Are RAK Wireless in the business of competing with their customers? If they are selling components to device manufacturers AND producing their own Meshtastic devices that’s a mistake. It will discourage other companies from developing products using RAK’s LoRa components since they can always be undercut.
Companies considering the space would instead be motivated to manufacture their own LoRa boards.
In the short term it may be more profitable for RAK to sell consumer devices but in the long term it will inevitably result in a smaller market-share for RAK’s LoRa products. This is one of those classic strategic errors in a manufacturing business. They need to decide, do they want to be a component supplier or a device manufacturer?
Competition is good, release something better!
the complete rak product is a bit expensive anyway.
probably just expensively 3d printed , so no mass product, just for the lazy ones, that dont want o build themselfs.
t-echoe is somehow better, but less expensive.
I agree, competition is good provided it is fair. Competing with one’s supplier isn’t fair because ultimately you can’t win.

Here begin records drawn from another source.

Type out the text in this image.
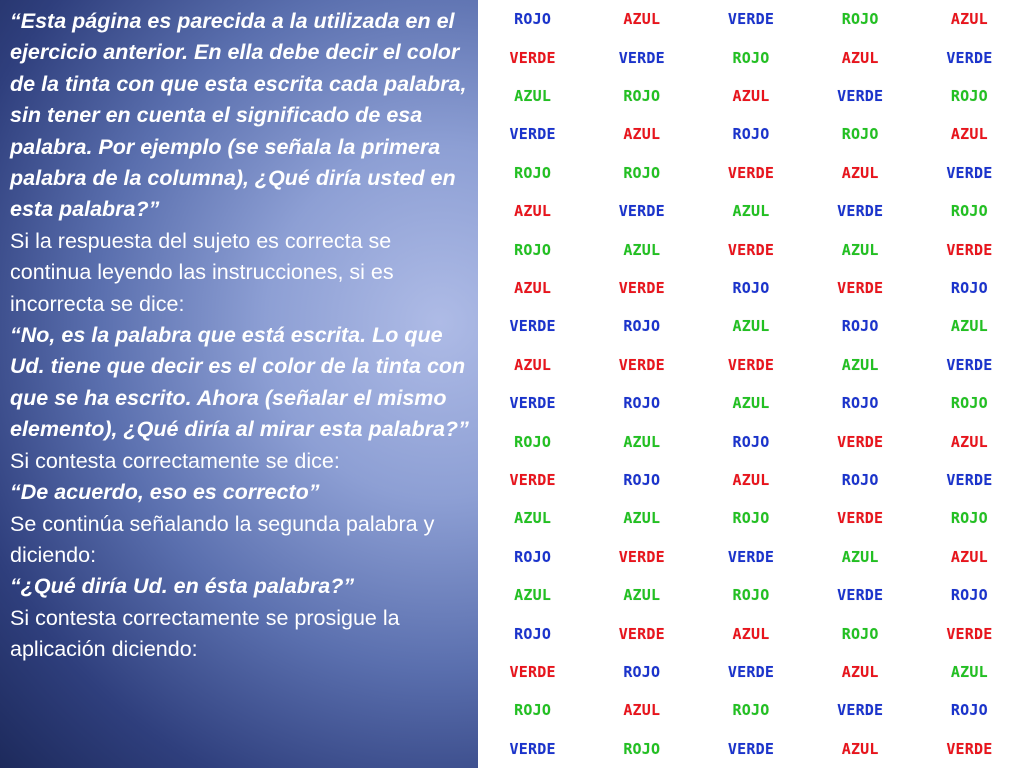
“Esta página es parecida a la utilizada en el ejercicio anterior. En ella debe decir el color de la tinta con que esta escrita cada palabra, sin tener en cuenta el significado de esa palabra. Por ejemplo (se señala la primera palabra de la columna), ¿Qué diría usted en esta palabra?”

Si la respuesta del sujeto es correcta se continua leyendo las instrucciones, si es incorrecta se dice:

“No, es la palabra que está escrita. Lo que Ud. tiene que decir es el color de la tinta con que se ha escrito. Ahora (señalar el mismo elemento), ¿Qué diría al mirar esta palabra?”

Si contesta correctamente se dice:

“De acuerdo, eso es correcto”

Se continúa señalando la segunda palabra y diciendo:

“¿Qué diría Ud. en ésta palabra?”

Si contesta correctamente se prosigue la aplicación diciendo:

ROJO	AZUL	VERDE	ROJO	AZUL
VERDE	VERDE	ROJO	AZUL	VERDE
AZUL	ROJO	AZUL	VERDE	ROJO
VERDE	AZUL	ROJO	ROJO	AZUL
ROJO	ROJO	VERDE	AZUL	VERDE
AZUL	VERDE	AZUL	VERDE	ROJO
ROJO	AZUL	VERDE	AZUL	VERDE
AZUL	VERDE	ROJO	VERDE	ROJO
VERDE	ROJO	AZUL	ROJO	AZUL
AZUL	VERDE	VERDE	AZUL	VERDE
VERDE	ROJO	AZUL	ROJO	ROJO
ROJO	AZUL	ROJO	VERDE	AZUL
VERDE	ROJO	AZUL	ROJO	VERDE
AZUL	AZUL	ROJO	VERDE	ROJO
ROJO	VERDE	VERDE	AZUL	AZUL
AZUL	AZUL	ROJO	VERDE	ROJO
ROJO	VERDE	AZUL	ROJO	VERDE
VERDE	ROJO	VERDE	AZUL	AZUL
ROJO	AZUL	ROJO	VERDE	ROJO
VERDE	ROJO	VERDE	AZUL	VERDE
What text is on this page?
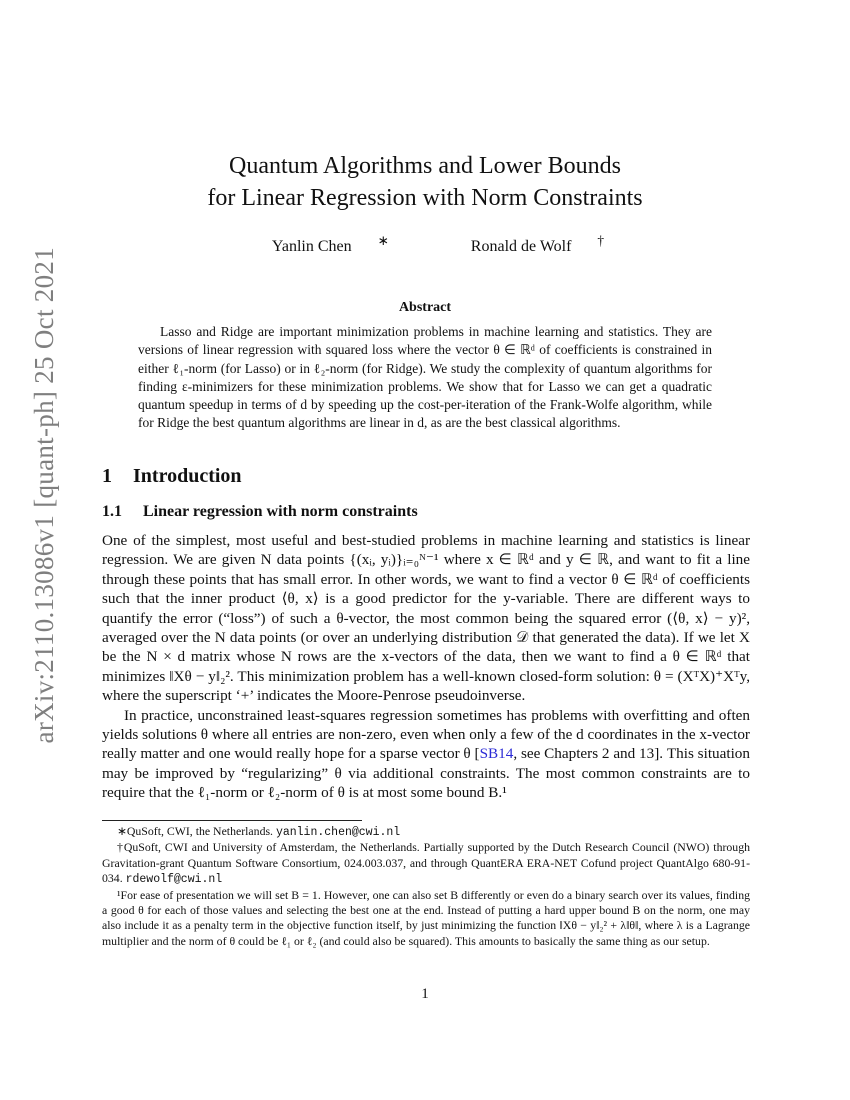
arXiv:2110.13086v1 [quant-ph] 25 Oct 2021
Quantum Algorithms and Lower Bounds
for Linear Regression with Norm Constraints
Yanlin Chen ∗	Ronald de Wolf †
Abstract

Lasso and Ridge are important minimization problems in machine learning and statistics. They are versions of linear regression with squared loss where the vector θ ∈ ℝᵈ of coefficients is constrained in either ℓ₁-norm (for Lasso) or in ℓ₂-norm (for Ridge). We study the complexity of quantum algorithms for finding ε-minimizers for these minimization problems. We show that for Lasso we can get a quadratic quantum speedup in terms of d by speeding up the cost-per-iteration of the Frank-Wolfe algorithm, while for Ridge the best quantum algorithms are linear in d, as are the best classical algorithms.

1 Introduction
1.1 Linear regression with norm constraints

One of the simplest, most useful and best-studied problems in machine learning and statistics is linear regression. We are given N data points {(xᵢ, yᵢ)}ᵢ₌₀ᴺ⁻¹ where x ∈ ℝᵈ and y ∈ ℝ, and want to fit a line through these points that has small error. In other words, we want to find a vector θ ∈ ℝᵈ of coefficients such that the inner product ⟨θ, x⟩ is a good predictor for the y-variable. There are different ways to quantify the error (“loss”) of such a θ-vector, the most common being the squared error (⟨θ, x⟩ − y)², averaged over the N data points (or over an underlying distribution 𝒟 that generated the data). If we let X be the N × d matrix whose N rows are the x-vectors of the data, then we want to find a θ ∈ ℝᵈ that minimizes ‖Xθ − y‖₂². This minimization problem has a well-known closed-form solution: θ = (XᵀX)⁺Xᵀy, where the superscript ‘+’ indicates the Moore-Penrose pseudoinverse.

In practice, unconstrained least-squares regression sometimes has problems with overfitting and often yields solutions θ where all entries are non-zero, even when only a few of the d coordinates in the x-vector really matter and one would really hope for a sparse vector θ [SB14, see Chapters 2 and 13]. This situation may be improved by “regularizing” θ via additional constraints. The most common constraints are to require that the ℓ₁-norm or ℓ₂-norm of θ is at most some bound B.¹

∗QuSoft, CWI, the Netherlands. yanlin.chen@cwi.nl

†QuSoft, CWI and University of Amsterdam, the Netherlands. Partially supported by the Dutch Research Council (NWO) through Gravitation-grant Quantum Software Consortium, 024.003.037, and through QuantERA ERA-NET Cofund project QuantAlgo 680-91-034. rdewolf@cwi.nl

¹For ease of presentation we will set B = 1. However, one can also set B differently or even do a binary search over its values, finding a good θ for each of those values and selecting the best one at the end. Instead of putting a hard upper bound B on the norm, one may also include it as a penalty term in the objective function itself, by just minimizing the function ‖Xθ − y‖₂² + λ‖θ‖, where λ is a Lagrange multiplier and the norm of θ could be ℓ₁ or ℓ₂ (and could also be squared). This amounts to basically the same thing as our setup.

1
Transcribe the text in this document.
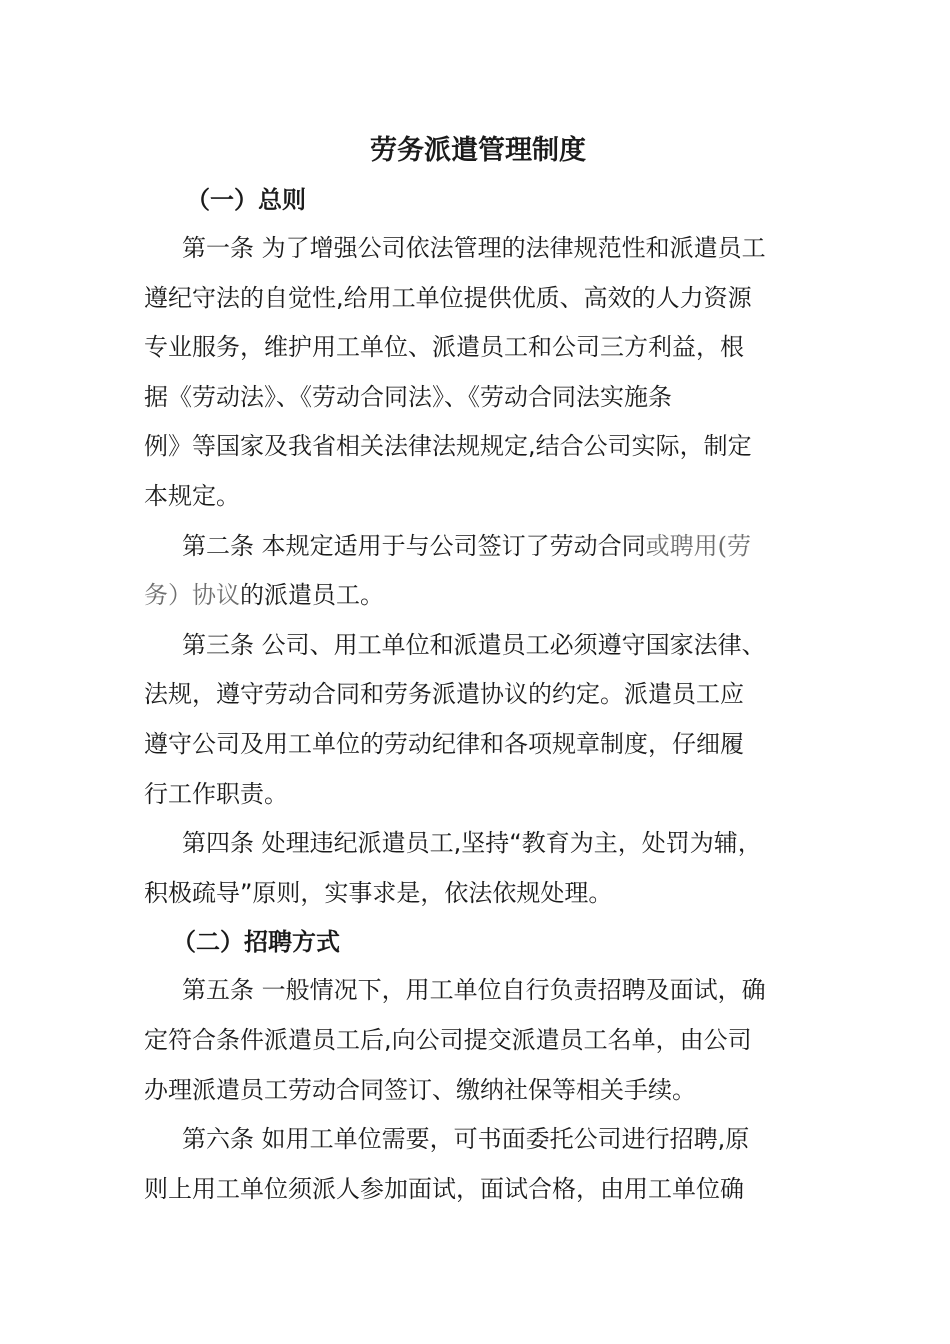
劳务派遣管理制度
（一）总则

第一条 为了增强公司依法管理的法律规范性和派遣员工
遵纪守法的自觉性,给用工单位提供优质、高效的人力资源
专业服务，维护用工单位、派遣员工和公司三方利益，根
据《劳动法》、《劳动合同法》、《劳动合同法实施条
例》等国家及我省相关法律法规规定,结合公司实际，制定
本规定。

第二条 本规定适用于与公司签订了劳动合同或聘用(劳
务）协议的派遣员工。

第三条 公司、用工单位和派遣员工必须遵守国家法律、
法规，遵守劳动合同和劳务派遣协议的约定。派遣员工应
遵守公司及用工单位的劳动纪律和各项规章制度，仔细履
行工作职责。

第四条 处理违纪派遣员工,坚持“教育为主，处罚为辅，
积极疏导”原则，实事求是，依法依规处理。

（二）招聘方式

第五条 一般情况下，用工单位自行负责招聘及面试，确
定符合条件派遣员工后,向公司提交派遣员工名单，由公司
办理派遣员工劳动合同签订、缴纳社保等相关手续。

第六条 如用工单位需要，可书面委托公司进行招聘,原
则上用工单位须派人参加面试，面试合格，由用工单位确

One could counter by saying one just needs to make a product that RAK aren’t making/aren’t planning to make (how would one know?) or which is so niche it isn’t worth their while to make.
The problem is mid-scale businesses will be discouraged from using RAK’s components and instead will create their own. At that point, RAK either gets pushed into the devices camp - which requires marketing skills they don’t have - and they lose their investment in components, or they retrench as a components company.
There’s an inherent tension between making components and making devices. Ultimately RAK’s skills lie in the former. Over the long term making the picks and shovels usually proves to be the most profitable strategy since it leaves the expensive business of innovating hardware/software/new markets to others.
Meh, most of that is pretty antiquated thinking protecting a small business you must have. Meshtastic is excited for more devices from more manufacturers pushing their limits.
You’re right. It is antiquated thinking. It’s based on more than thirty years working in manufacturing!
Let me put it another way. You make devices. Let’s say you want to scale up and invest $500k of your own money. Would it be worth potentially competing with a supplier?
That disincentive limits the growth of the market aka the number of end-users using RAK based products.